Disputes between landlords and tenants over what is and what is not proper to include in the service charges paid by the tenants are commonplace. As in all instances, the wording of the tenancy agreement is crucial, as a recent case illustrates.
It involved leading high street retailer Boots and the charges made by the landlord of Manchester’s Trafford Centre.
The landlord had laid on various entertainments and attractions in the Centre and sought to recoup the cost of these from its tenants. In addition, the landlord provided a ‘Sky Wall’, which gave information about the Centre and on which the tenants could advertise directly for a fee. The advertising revenue from the Sky Wall was set against the service charge levied on the tenants generally.
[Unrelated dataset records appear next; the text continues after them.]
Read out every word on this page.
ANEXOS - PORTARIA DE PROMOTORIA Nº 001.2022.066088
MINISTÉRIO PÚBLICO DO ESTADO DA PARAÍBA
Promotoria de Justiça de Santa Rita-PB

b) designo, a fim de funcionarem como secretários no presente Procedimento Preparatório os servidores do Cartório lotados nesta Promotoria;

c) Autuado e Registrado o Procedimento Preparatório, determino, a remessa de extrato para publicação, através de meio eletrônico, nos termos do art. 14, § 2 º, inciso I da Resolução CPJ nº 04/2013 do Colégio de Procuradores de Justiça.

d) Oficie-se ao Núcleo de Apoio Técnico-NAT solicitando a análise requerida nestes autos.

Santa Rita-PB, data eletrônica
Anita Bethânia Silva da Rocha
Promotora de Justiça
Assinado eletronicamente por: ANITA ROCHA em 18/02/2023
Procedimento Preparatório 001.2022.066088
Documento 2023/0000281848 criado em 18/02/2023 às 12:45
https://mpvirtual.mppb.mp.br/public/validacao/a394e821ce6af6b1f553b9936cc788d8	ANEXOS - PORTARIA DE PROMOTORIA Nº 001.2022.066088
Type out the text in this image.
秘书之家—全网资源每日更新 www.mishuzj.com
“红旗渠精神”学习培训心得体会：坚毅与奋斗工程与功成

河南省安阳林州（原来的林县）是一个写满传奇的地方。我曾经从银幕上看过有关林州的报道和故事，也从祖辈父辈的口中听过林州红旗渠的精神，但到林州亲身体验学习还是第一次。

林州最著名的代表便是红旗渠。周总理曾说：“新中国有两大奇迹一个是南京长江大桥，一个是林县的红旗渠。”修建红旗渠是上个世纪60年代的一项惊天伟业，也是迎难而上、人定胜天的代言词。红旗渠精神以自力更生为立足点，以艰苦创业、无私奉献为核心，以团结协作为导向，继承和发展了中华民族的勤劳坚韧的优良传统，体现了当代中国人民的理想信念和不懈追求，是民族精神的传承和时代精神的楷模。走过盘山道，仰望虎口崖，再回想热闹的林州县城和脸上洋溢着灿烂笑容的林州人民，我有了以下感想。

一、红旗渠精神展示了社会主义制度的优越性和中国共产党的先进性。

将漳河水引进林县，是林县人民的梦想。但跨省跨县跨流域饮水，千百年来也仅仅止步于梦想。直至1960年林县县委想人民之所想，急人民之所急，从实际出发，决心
Boots argued that these expenses constituted ‘promotion’. This was significant because under the service charge agreement, half of the expense of promotion was to be borne by the landlord and the charge for promotion was also limited to 10 per cent of the total service charge.
The definition of promotion included the phrase ‘…advertising and other forms of promotion…intended to bring additional custom to the Centre…’. The court ruled that this meant that promotion had to be intended to be a form of promotion for the Centre and in addition had to be intended to bring additional custom to it. Merely being a benefit or service to the Centre was not enough to qualify.
In the court’s view, the attractions were not a promotion of the Centre and therefore their entire cost was properly part of the service charge to tenants. The Sky Wall, however, was in part a form of promotion that was intended to bring additional business to the Centre. So, to that extent, its use constituted promotion and the cost was in part to be borne by the landlord.